We now know how to ask the database if it has any recipe rows which relate to a given set of keyword names. To ask the database if it has any cookbook rows or recipe rows matching our keywords at the same time, we can double up on exists() clauses using or_():

(ret, ), = Session.query(or_(
        exists().select_from(join(Recipe, Keyword, Recipe.keywords)).
                where(Keyword.name.in_(keywords)),

        exists().select_from(join(Cookbook, Keyword, Cookbook.keywords)).
            where(Keyword.name.in_(keywords))
))

At this point, our eyes begin to glaze over when viewing the SQL itself. But that's fine; just remember that whenever this happens, somewhere in the world another "ORM's aren't worth it" blog post fades away:

SELECT ((EXISTS (SELECT *
FROM recipe JOIN recipe_keyword AS recipe_keyword_1 ON recipe.id = recipe_keyword_1.recipe_id
JOIN keyword ON keyword.id = recipe_keyword_1.keyword_id
WHERE keyword.name IN (?, ?, ?))) OR (EXISTS (SELECT *
FROM cookbook JOIN cookbook_keyword AS cookbook_keyword_1 ON
cookbook.id = cookbook_keyword_1.cookbook_id JOIN keyword ON
keyword.id = cookbook_keyword_1.keyword_id
WHERE keyword.name IN (?, ?, ?)))) AS anon_1

Those readers who are familiar with some of SQLA's advanced Query operators might recognize that the above EXISTS queries look a lot like an any() expression. This is because, they are! Though in this case, almost. As a review, an any() expression creates an EXISTS clause which is correlated with the enclosing query, such as:

rows = Session.query(Recipe).filter(Recipe.keywords.any(Keyword.name.in_(keywords))).all()

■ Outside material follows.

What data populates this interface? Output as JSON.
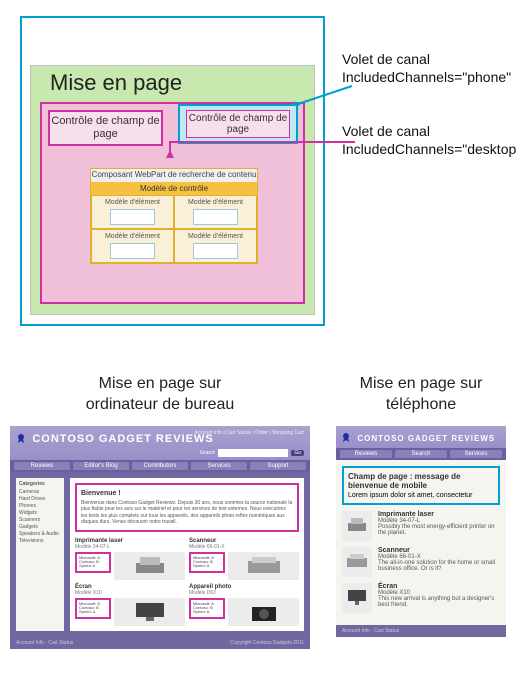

This query produces a regular SELECT from the recipe table, then embeds a correlated EXISTS inside the WHERE clause:

SELECT recipe.id AS recipe_id, recipe.description AS recipe_description
FROM recipe
WHERE EXISTS (SELECT 1
FROM recipe_keyword, keyword
WHERE (recipe.id = recipe_keyword.recipe_id AND keyword.id = recipe_keyword.keyword_id) AND
keyword.name IN (?, ?, ?))

When any() is used, it explicitly states that the exists() clause should correlate() to the recipe table, which allows it to work in scenarios where SQLAlchemy's usual "auto" correlation cannot make the right decision (we have tests which illustrate this). So to use any() in our "column-based" approach, we just need to turn off that correlation using correlate(None). Our "recipes/cookbooks which exist" query can be stated as:

(ret, ), = Session.query(or_(
    Recipe.keywords.any(Keyword.name.in_(keywords)).correlate(None),
    Cookbook.keywords.any(Keyword.name.in_(keywords)).correlate(None)
    ))

While the any() approach above is nice, the correlation part of it has me preferring the more explicit exists() version.